Das Öl-Übernahme-Fiasko von Getty
Nur wenige Episoden in der Finanzwelt bieten so viel Dramatik wie die Übernahme von Getty Oil. Es war die größte Übernahme der Geschichte, an der große Akteure wie der amerikanische Finanzier T. Boone Pickens sowie Ivan Boesky und Martin Siegel beteiligt waren, die in den 80er Jahren durch Insiderhandel öffentlich bekannt wurden.
Die zentralen Thesen
- Getty Oil geriet in finanzielle Unordnung, als sein Gründer, J. Paul Getty, 1976 starb.
- Getty Oil Erbe, Gordon Getty, versuchte, die Kontrolle über das Unternehmen zu erlangen und den Aktienkurs des Unternehmens zu erhöhen, der zu dieser Zeit für 50 US-Dollar pro Aktie gehandelt wurde.
- Getty suchte den Rat des Unternehmensräubers T. Boone Pickens, der eine Unternehmensrestrukturierung empfahl, und der Übernahmespezialisten Bass Brothers, die Aktienrückkäufe empfahl.
- Getty und der Verwaltungsrat waren in einen hässlichen Übernahmekampf verwickelt, bei dem jede Seite verschiedene Strategien einsetzte, um die Kontrolle über das Unternehmen zu erlangen.
- Im Jahr 1984 stimmte Texaco dem Kauf von Getty Oil zu, entriss das Unternehmen dem Rivalen Pennzoil und bereitete die Bühne für einen Rechtsstreit, der dazu führte, dass Texaco Insolvenz anmeldete und Pennzoil Schadenersatz in Milliardenhöhe schuldete.
Tod und Oper
Als der amerikanische Industrielle und Gründer von Getty Oil, J. Paul Getty 1976 starb, geriet sein Unternehmen in finanzielle Schwierigkeiten. Getty Oil war in Familienbesitz, aber die Mitglieder der Getty-Familie kämpften so oft untereinander, wie sie zusammenarbeiteten. Mit Hilfe des Board of Directors von Getty Oil wurde der jüngste Sohn von J. Paul Getty, Gordon Getty, als Co-Treuhänder ausgewählt.

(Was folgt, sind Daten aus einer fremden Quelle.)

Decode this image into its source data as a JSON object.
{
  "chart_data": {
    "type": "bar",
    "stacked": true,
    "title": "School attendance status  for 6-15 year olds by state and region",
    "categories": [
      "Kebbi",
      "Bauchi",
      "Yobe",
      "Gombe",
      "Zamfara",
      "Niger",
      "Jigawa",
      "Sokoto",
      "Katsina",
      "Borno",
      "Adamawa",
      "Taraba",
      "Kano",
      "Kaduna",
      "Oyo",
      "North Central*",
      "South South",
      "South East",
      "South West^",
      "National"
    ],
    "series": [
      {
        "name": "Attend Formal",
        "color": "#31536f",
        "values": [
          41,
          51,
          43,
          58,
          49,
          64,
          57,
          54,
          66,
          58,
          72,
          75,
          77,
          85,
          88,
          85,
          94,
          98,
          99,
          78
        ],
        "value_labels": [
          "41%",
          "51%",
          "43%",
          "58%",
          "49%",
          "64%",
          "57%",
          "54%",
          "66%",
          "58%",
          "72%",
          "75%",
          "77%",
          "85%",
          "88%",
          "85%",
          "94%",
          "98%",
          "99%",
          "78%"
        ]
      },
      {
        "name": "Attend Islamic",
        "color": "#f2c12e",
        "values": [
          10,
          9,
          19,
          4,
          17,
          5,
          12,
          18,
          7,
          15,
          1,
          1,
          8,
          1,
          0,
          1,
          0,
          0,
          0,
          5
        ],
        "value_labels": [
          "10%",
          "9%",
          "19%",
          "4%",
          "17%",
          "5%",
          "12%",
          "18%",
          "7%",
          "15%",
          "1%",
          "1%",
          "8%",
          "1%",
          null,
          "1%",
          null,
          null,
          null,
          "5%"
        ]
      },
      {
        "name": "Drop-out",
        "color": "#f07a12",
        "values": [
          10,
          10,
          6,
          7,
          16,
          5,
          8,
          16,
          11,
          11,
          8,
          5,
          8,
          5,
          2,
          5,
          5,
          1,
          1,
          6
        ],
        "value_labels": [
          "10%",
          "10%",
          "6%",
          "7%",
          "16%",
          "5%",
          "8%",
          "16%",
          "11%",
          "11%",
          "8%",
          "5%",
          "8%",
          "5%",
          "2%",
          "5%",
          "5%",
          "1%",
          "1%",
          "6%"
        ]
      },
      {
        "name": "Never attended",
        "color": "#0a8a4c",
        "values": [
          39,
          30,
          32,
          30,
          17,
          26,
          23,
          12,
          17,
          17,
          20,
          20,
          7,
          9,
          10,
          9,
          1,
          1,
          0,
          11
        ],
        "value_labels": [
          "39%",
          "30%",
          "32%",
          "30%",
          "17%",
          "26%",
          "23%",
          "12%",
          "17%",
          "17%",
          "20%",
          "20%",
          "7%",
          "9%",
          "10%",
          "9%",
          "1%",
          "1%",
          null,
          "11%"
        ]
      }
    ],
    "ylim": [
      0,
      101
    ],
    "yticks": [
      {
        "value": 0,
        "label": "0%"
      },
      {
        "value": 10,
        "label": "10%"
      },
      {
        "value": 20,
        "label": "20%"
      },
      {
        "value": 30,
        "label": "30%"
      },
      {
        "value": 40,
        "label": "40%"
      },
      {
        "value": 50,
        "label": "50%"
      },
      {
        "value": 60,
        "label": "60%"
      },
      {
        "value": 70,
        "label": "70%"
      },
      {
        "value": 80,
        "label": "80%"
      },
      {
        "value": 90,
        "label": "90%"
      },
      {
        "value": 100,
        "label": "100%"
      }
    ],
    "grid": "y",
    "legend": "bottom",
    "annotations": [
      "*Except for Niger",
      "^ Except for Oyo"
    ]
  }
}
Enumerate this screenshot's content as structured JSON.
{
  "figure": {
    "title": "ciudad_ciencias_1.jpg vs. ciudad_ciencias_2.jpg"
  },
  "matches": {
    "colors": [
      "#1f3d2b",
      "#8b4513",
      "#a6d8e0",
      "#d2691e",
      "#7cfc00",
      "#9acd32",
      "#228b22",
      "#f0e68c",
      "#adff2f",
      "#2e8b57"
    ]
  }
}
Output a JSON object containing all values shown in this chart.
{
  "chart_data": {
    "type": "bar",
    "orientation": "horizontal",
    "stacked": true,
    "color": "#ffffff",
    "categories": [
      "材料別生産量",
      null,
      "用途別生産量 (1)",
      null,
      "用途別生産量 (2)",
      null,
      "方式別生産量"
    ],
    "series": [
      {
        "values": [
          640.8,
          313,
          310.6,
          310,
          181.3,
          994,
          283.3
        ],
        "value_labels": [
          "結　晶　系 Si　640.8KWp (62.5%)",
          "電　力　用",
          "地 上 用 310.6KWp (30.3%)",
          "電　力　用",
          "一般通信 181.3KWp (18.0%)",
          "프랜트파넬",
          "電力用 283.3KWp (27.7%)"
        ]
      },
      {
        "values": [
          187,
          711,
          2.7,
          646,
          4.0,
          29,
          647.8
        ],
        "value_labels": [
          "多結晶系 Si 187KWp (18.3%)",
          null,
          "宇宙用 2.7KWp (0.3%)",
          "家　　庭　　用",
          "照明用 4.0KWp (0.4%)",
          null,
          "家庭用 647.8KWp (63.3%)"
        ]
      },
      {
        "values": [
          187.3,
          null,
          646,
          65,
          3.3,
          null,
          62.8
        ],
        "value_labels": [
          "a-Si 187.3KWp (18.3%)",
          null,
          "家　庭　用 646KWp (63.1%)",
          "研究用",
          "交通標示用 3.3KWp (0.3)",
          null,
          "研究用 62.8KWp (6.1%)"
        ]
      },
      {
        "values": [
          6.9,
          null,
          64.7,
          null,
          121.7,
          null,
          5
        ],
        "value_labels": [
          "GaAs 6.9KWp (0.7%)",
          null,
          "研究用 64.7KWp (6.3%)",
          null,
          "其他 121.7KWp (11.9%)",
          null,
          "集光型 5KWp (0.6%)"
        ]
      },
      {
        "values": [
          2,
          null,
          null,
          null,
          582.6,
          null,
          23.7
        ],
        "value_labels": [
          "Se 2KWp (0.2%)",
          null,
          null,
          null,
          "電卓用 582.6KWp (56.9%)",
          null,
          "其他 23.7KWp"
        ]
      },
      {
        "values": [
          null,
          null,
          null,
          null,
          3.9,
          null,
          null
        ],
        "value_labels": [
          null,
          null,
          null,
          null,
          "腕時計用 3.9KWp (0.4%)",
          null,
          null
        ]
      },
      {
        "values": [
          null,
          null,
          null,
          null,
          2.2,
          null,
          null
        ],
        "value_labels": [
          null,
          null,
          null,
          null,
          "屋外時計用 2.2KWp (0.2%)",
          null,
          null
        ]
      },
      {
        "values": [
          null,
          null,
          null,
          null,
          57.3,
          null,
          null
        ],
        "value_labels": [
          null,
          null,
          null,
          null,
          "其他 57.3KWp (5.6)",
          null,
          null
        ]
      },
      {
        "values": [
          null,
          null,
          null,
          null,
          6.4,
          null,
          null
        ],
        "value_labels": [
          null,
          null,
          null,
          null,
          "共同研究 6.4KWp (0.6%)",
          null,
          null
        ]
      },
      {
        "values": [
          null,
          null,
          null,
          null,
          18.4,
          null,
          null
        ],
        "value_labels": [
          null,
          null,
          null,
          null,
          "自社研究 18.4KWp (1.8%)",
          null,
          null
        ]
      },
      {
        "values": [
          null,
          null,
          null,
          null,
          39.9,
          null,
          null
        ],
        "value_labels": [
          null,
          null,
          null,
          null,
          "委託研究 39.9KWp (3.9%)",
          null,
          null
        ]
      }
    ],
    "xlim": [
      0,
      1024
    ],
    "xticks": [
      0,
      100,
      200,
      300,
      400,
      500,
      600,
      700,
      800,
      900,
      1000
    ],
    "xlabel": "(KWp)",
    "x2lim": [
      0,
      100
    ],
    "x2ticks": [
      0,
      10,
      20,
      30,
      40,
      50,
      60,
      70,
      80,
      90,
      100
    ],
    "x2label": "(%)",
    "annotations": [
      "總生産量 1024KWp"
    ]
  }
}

Gordon Getty schien die ideale Wahl zu sein, denn obwohl er persönlich am Unternehmen beteiligt war, interessierte er sich schon immer mehr für das Komponieren und die Oper als für das Familienunternehmen. Das änderte sich mit dem Tod seines Co-Treuhänders C. Lansing Hayes Jr. im Jahr 1982. Plötzlich kontrollierte Getty 40% von Getty Oil, was sein Interesse an der Zukunft des Unternehmens stimulierte.
Treffen mit T. Boone Pickens
Während Getty Getty Oil kontrollieren wollte, zeigte er keinen Wunsch, am tatsächlichen Tagesgeschäft teilzunehmen. Dies wurde deutlich, als er beschloss, dem Vorstand zu helfen, eine Lösung für sein größtes Problem zu finden: Der Aktienkurs von Getty Oil befand sich in einer Flaute. Das Unternehmen hatte Öl im Boden im Wert von rund 100 US-Dollar pro Aktie, aber das Unternehmen hatte Mühe, seine Aktie um die 50-Dollar-Marke zu halten. Ohne den Vorstand zu konsultieren, nahm es Getty auf sich, mit Wall Street-Experten über die Wiederbelebung des Aktienkurses von Getty Oil zu sprechen. Die Profis, die er auswählte, waren Leveraged-Buyout Spezialisten und Übernahmekünstler, darunter der Corporate Raider T. Boone Pickens.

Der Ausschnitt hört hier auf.